家族構成やライフステージの変化があったとき、それまで住んでいた家がどうもしっくりこなくなる時があると思います。例えば子どもが巣立ったあとの子ども部屋をどう使ったらよいかわからない、など。
間取り選びにおいて、子どもには個室を与えてあげたいと思う人はたくさんいらっしゃるようです。もちろん、住戸面積が広ければ、十分な広さの個室を子どもの数だけ用意することができるでしょう。
しかし都市部のマンションの場合、ただでさえ価格が高止まりしていて、なかなか一般のご家庭では手が届かないものになりつつあります。そこで、ファミリー向けの間取りでも専有面積が60㎡台程度と、専有面積を縮小して手が届きやすい価格にしている物件が多く見られます。
専有面積60㎡程度で子ども部屋の数も確保したいとなると、各部屋を小さくするしかありません。その結果、4.5畳~5畳程度の個室が二つある3LDKの間取りが誕生します。
子どもが一緒に暮しているときは良かったものの、子どもが巣立った後、その狭い個室は使いようがなく、物置になっているご家庭も多いのではないでしょうか。限りある住空間なのに、もったいないですよね。
マンションの住戸内に細かく区切られた空間が多くあると、 その分、住戸内の風通しも悪くなります。 子どもが巣立ち、夫婦二人でゆっくり暮すようになると、ひとつひとつが手狭な空間がたくさんあるよりも、明るく風通しがよい部屋で過ごしたいと思うのではないでしょうか。
間取りにある工夫がしてあれば、その時々の生活シーンに合わせて、または子どもの成長に合わせて、様々な使い方ができます。キーワードは引き戸の多用です。引き戸は、開け閉めすることで、空間をつなげたり、分けたりと、フレキシブルに空間を使い分けることができるスグレモノです。
下の写真はリビングと隣接する洋室の間仕切りを引き戸にした例です。
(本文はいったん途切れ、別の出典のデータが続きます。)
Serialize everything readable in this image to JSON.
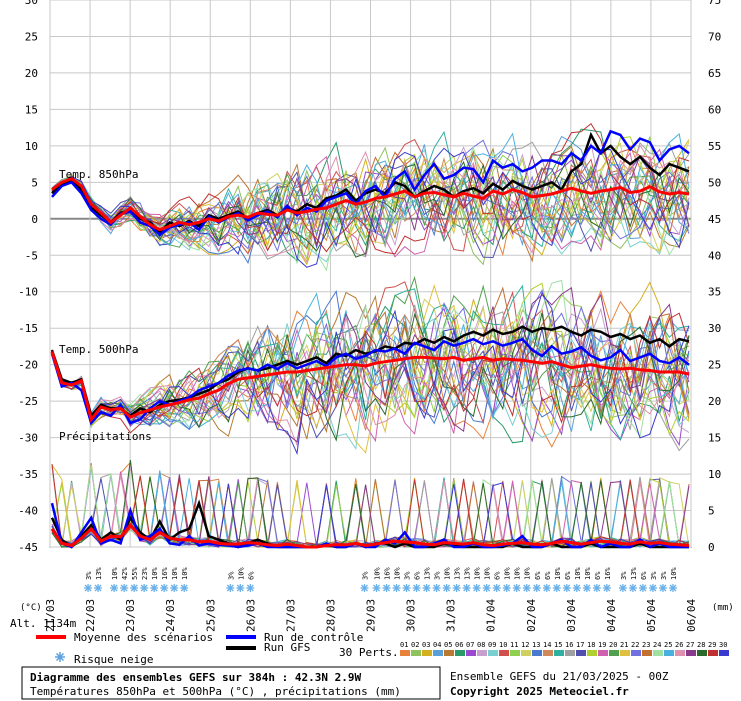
{
  "chart_data": {
    "type": "line",
    "title": "Diagramme des ensembles GEFS sur 384h : 42.3N 2.9W",
    "subtitle": "Températures 850hPa et 500hPa (°C) , précipitations (mm)",
    "left_unit": "(°C)",
    "right_unit": "(mm)",
    "altitude": "Alt. 1134m",
    "panel_labels": [
      "Temp. 850hPa",
      "Temp. 500hPa",
      "Précipitations"
    ],
    "y_left_ticks": [
      30,
      25,
      20,
      15,
      10,
      5,
      0,
      -5,
      -10,
      -15,
      -20,
      -25,
      -30,
      -35,
      -40,
      -45
    ],
    "y_right_ticks": [
      75,
      70,
      65,
      60,
      55,
      50,
      45,
      40,
      35,
      30,
      25,
      20,
      15,
      10,
      5,
      0
    ],
    "ylim": [
      -45,
      30
    ],
    "x_ticks": [
      "21/03",
      "22/03",
      "23/03",
      "24/03",
      "25/03",
      "26/03",
      "27/03",
      "28/03",
      "29/03",
      "30/03",
      "31/03",
      "01/04",
      "02/04",
      "03/04",
      "04/04",
      "05/04",
      "06/04"
    ],
    "legend": {
      "mean": "Moyenne des scénarios",
      "control": "Run de contrôle",
      "gfs": "Run GFS",
      "snow": "Risque neige",
      "perts_label": "30 Perts.",
      "perts": [
        "01",
        "02",
        "03",
        "04",
        "05",
        "06",
        "07",
        "08",
        "09",
        "10",
        "11",
        "12",
        "13",
        "14",
        "15",
        "16",
        "17",
        "18",
        "19",
        "20",
        "21",
        "22",
        "23",
        "24",
        "25",
        "26",
        "27",
        "28",
        "29",
        "30"
      ],
      "pert_colors": [
        "#e8823a",
        "#8ec25a",
        "#d4b020",
        "#5aa0d8",
        "#b87a30",
        "#2a9a6a",
        "#9a4ad0",
        "#c8a0d0",
        "#7ad0d0",
        "#d05050",
        "#90d050",
        "#d0d060",
        "#4a7ad0",
        "#d08a5a",
        "#30b0a0",
        "#a0a0a0",
        "#5050b0",
        "#b0d030",
        "#d060b0",
        "#50a050",
        "#e0c040",
        "#7070e0",
        "#c07030",
        "#a0e0a0",
        "#4ab0e0",
        "#e090b0",
        "#8a3a8a",
        "#2a6a2a",
        "#c03030",
        "#3a3ad0"
      ],
      "mean_color": "#ff0000",
      "control_color": "#0000ff",
      "gfs_color": "#000000"
    },
    "snow_risk": [
      {
        "day_offset": 0.95,
        "pcts": [
          "3%",
          "13%"
        ]
      },
      {
        "day_offset": 1.6,
        "pcts": [
          "10%",
          "42%",
          "55%",
          "23%",
          "10%",
          "16%",
          "10%",
          "10%"
        ]
      },
      {
        "day_offset": 4.5,
        "pcts": [
          "3%",
          "10%",
          "6%"
        ]
      },
      {
        "day_offset": 7.85,
        "pcts": [
          "3%"
        ]
      },
      {
        "day_offset": 8.15,
        "pcts": [
          "10%",
          "16%",
          "10%",
          "3%",
          "6%",
          "13%",
          "3%",
          "10%",
          "13%",
          "13%",
          "10%",
          "10%",
          "6%",
          "10%",
          "10%",
          "10%",
          "6%",
          "6%",
          "10%",
          "6%",
          "10%",
          "10%",
          "6%",
          "16%"
        ]
      },
      {
        "day_offset": 14.3,
        "pcts": [
          "3%",
          "13%",
          "6%",
          "3%",
          "3%",
          "10%"
        ]
      }
    ],
    "series": [
      {
        "name": "Moyenne des scénarios",
        "t850": [
          4.0,
          5.0,
          5.5,
          4.5,
          2.0,
          0.8,
          -0.5,
          0.5,
          1.5,
          0.3,
          -0.8,
          -1.5,
          -1.0,
          -0.5,
          -0.8,
          -0.5,
          0.0,
          -0.3,
          0.3,
          0.5,
          0.2,
          0.8,
          0.6,
          0.5,
          1.2,
          0.8,
          1.0,
          1.3,
          1.5,
          2.0,
          2.5,
          2.0,
          2.3,
          2.8,
          3.0,
          3.4,
          3.8,
          3.0,
          3.5,
          3.6,
          3.3,
          3.0,
          3.5,
          3.1,
          2.8,
          3.8,
          3.4,
          4.0,
          3.6,
          3.0,
          3.2,
          3.4,
          3.8,
          4.2,
          3.8,
          3.5,
          3.8,
          4.0,
          4.3,
          3.6,
          3.8,
          4.4,
          3.7,
          3.4,
          3.6,
          3.4
        ],
        "t500": [
          -18.2,
          -22.5,
          -22.8,
          -22.2,
          -27.5,
          -25.8,
          -26.2,
          -26.0,
          -27.2,
          -26.6,
          -26.2,
          -25.8,
          -25.5,
          -25.2,
          -24.8,
          -24.6,
          -24.0,
          -23.5,
          -22.6,
          -22.0,
          -21.8,
          -21.6,
          -21.4,
          -21.2,
          -21.0,
          -21.0,
          -20.8,
          -20.6,
          -20.4,
          -20.2,
          -20.0,
          -20.0,
          -20.2,
          -19.8,
          -19.6,
          -19.4,
          -19.2,
          -19.0,
          -19.0,
          -19.1,
          -19.2,
          -19.0,
          -19.4,
          -19.2,
          -19.0,
          -19.4,
          -19.2,
          -19.3,
          -19.4,
          -19.6,
          -19.8,
          -19.6,
          -20.0,
          -20.4,
          -20.2,
          -20.0,
          -20.3,
          -20.5,
          -20.6,
          -20.5,
          -20.7,
          -20.8,
          -21.0,
          -21.0,
          -21.0,
          -21.3
        ],
        "precip": [
          2.5,
          0.5,
          0.2,
          1.2,
          2.5,
          0.8,
          1.5,
          1.4,
          3.0,
          1.5,
          1.0,
          2.0,
          1.2,
          1.0,
          1.0,
          0.7,
          0.8,
          0.5,
          0.4,
          0.4,
          0.6,
          0.5,
          0.3,
          0.2,
          0.4,
          0.2,
          0.0,
          0.0,
          0.2,
          0.3,
          0.3,
          0.5,
          0.2,
          0.4,
          0.6,
          0.8,
          0.7,
          0.6,
          0.4,
          0.3,
          0.6,
          0.5,
          0.4,
          0.6,
          0.3,
          0.2,
          0.4,
          0.5,
          0.6,
          0.4,
          0.3,
          0.5,
          0.8,
          0.6,
          0.4,
          0.6,
          0.8,
          0.7,
          0.5,
          0.4,
          0.7,
          0.5,
          0.6,
          0.4,
          0.3,
          0.2
        ]
      },
      {
        "name": "Run de contrôle",
        "t850": [
          3.0,
          4.5,
          5.0,
          3.5,
          1.2,
          0.0,
          -0.8,
          0.7,
          1.0,
          -0.5,
          -1.0,
          -2.2,
          -1.2,
          -0.8,
          -0.5,
          -1.5,
          0.3,
          -0.5,
          0.2,
          0.8,
          -0.2,
          0.5,
          1.0,
          0.2,
          1.8,
          0.5,
          1.5,
          1.0,
          2.5,
          3.0,
          3.5,
          2.0,
          3.8,
          4.5,
          3.0,
          5.5,
          6.5,
          4.0,
          6.0,
          7.5,
          5.5,
          6.0,
          7.0,
          6.8,
          5.0,
          8.0,
          7.0,
          7.5,
          6.5,
          7.0,
          8.0,
          8.0,
          7.5,
          9.0,
          8.0,
          10.0,
          9.0,
          12.0,
          11.5,
          9.5,
          11.0,
          10.5,
          8.0,
          9.5,
          10.0,
          9.0
        ],
        "t500": [
          -18.5,
          -23.0,
          -22.5,
          -23.5,
          -28.0,
          -26.5,
          -27.0,
          -25.5,
          -28.0,
          -27.5,
          -26.0,
          -25.0,
          -25.5,
          -25.0,
          -24.5,
          -23.5,
          -23.0,
          -22.5,
          -21.5,
          -20.8,
          -20.5,
          -20.8,
          -20.0,
          -20.6,
          -19.8,
          -20.5,
          -20.0,
          -19.5,
          -20.2,
          -19.0,
          -18.5,
          -19.2,
          -18.8,
          -18.0,
          -18.2,
          -17.8,
          -18.5,
          -17.0,
          -17.5,
          -18.0,
          -16.8,
          -17.4,
          -17.0,
          -16.5,
          -17.2,
          -16.8,
          -17.4,
          -17.0,
          -16.5,
          -18.0,
          -18.8,
          -17.5,
          -18.5,
          -18.2,
          -17.6,
          -18.8,
          -19.4,
          -19.0,
          -18.0,
          -19.5,
          -19.0,
          -18.5,
          -19.5,
          -19.8,
          -19.0,
          -20.0
        ],
        "precip": [
          6.0,
          0.5,
          0.0,
          2.0,
          4.0,
          0.5,
          1.0,
          0.5,
          5.0,
          1.0,
          1.5,
          2.5,
          0.5,
          0.3,
          1.5,
          0.2,
          0.5,
          0.3,
          0.2,
          0.0,
          0.2,
          0.5,
          0.0,
          0.0,
          0.0,
          0.0,
          0.0,
          0.0,
          0.5,
          0.0,
          0.0,
          0.5,
          0.0,
          0.0,
          1.0,
          0.5,
          2.0,
          0.0,
          0.0,
          0.5,
          1.0,
          0.0,
          0.0,
          0.5,
          0.0,
          0.0,
          0.2,
          0.5,
          1.5,
          0.0,
          0.0,
          0.5,
          1.0,
          0.0,
          0.0,
          1.0,
          0.0,
          0.5,
          0.0,
          0.0,
          1.0,
          0.0,
          0.5,
          0.0,
          0.0,
          0.0
        ]
      },
      {
        "name": "Run GFS",
        "t850": [
          3.5,
          4.8,
          5.2,
          4.0,
          1.5,
          0.5,
          -0.5,
          0.8,
          1.2,
          0.0,
          -0.5,
          -1.8,
          -0.5,
          -1.0,
          -0.3,
          -1.0,
          0.5,
          0.0,
          0.5,
          1.0,
          0.0,
          0.8,
          1.2,
          0.5,
          1.5,
          1.0,
          2.0,
          1.5,
          2.8,
          3.2,
          4.0,
          2.5,
          3.5,
          4.0,
          3.5,
          5.0,
          4.5,
          3.0,
          3.8,
          4.5,
          4.0,
          3.0,
          3.8,
          4.2,
          3.5,
          4.8,
          4.0,
          5.2,
          4.5,
          4.0,
          4.5,
          5.0,
          4.0,
          6.5,
          7.5,
          11.5,
          9.0,
          10.0,
          8.5,
          7.5,
          8.5,
          7.0,
          6.0,
          7.5,
          7.0,
          6.5
        ],
        "t500": [
          -18.0,
          -22.0,
          -22.5,
          -22.0,
          -27.0,
          -25.5,
          -26.0,
          -26.0,
          -27.0,
          -26.0,
          -26.5,
          -25.5,
          -25.0,
          -24.8,
          -24.5,
          -24.0,
          -23.5,
          -22.5,
          -22.0,
          -21.0,
          -20.5,
          -20.8,
          -20.5,
          -20.0,
          -19.5,
          -20.0,
          -19.5,
          -19.0,
          -19.8,
          -18.5,
          -18.8,
          -18.0,
          -18.5,
          -18.2,
          -17.5,
          -17.8,
          -17.0,
          -17.2,
          -16.5,
          -17.0,
          -16.2,
          -16.8,
          -16.0,
          -15.5,
          -16.0,
          -15.2,
          -15.8,
          -15.5,
          -14.8,
          -15.5,
          -15.0,
          -15.2,
          -14.8,
          -15.5,
          -16.0,
          -15.2,
          -15.5,
          -16.2,
          -15.8,
          -16.5,
          -16.0,
          -17.0,
          -16.5,
          -17.5,
          -16.5,
          -16.8
        ],
        "precip": [
          4.0,
          1.0,
          0.0,
          1.5,
          3.0,
          1.0,
          2.0,
          1.0,
          4.0,
          2.0,
          1.0,
          3.5,
          1.0,
          2.0,
          2.5,
          6.0,
          1.5,
          1.0,
          0.5,
          0.0,
          0.5,
          1.0,
          0.5,
          0.0,
          0.0,
          0.0,
          0.0,
          0.0,
          0.3,
          0.0,
          0.0,
          0.5,
          0.0,
          0.5,
          0.5,
          0.0,
          0.5,
          0.0,
          0.0,
          0.0,
          0.5,
          0.3,
          0.0,
          0.0,
          0.0,
          0.0,
          0.0,
          0.5,
          0.0,
          0.0,
          0.0,
          0.5,
          0.0,
          0.0,
          0.0,
          0.5,
          0.0,
          0.0,
          0.0,
          0.0,
          0.5,
          0.0,
          0.0,
          0.0,
          0.0,
          0.0
        ]
      }
    ]
  }
}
引き戸を開けることで空間を広く使ったり、引き戸を閉めて別々な部屋として使うこともできます。
引き戸を多用し、フレキシブルに空間を使い分けることができるマンションの間取り例を こちらの記事で いくつかご紹介し、ポイントを解説しています。興味のある方はぜひご覧になってください。
家族構成や生活スタイルの変化のたびに、リフォームしたり引っ越ししたりするのは大変ですよね。また、家に合わせた暮らしを強いられるのも避けたいものです。最初に間取り選びをするときに、少し先の将来の暮らしぶりも想像しつつ、可変性のある間取りになっているかもぜひチェックするようにしてください。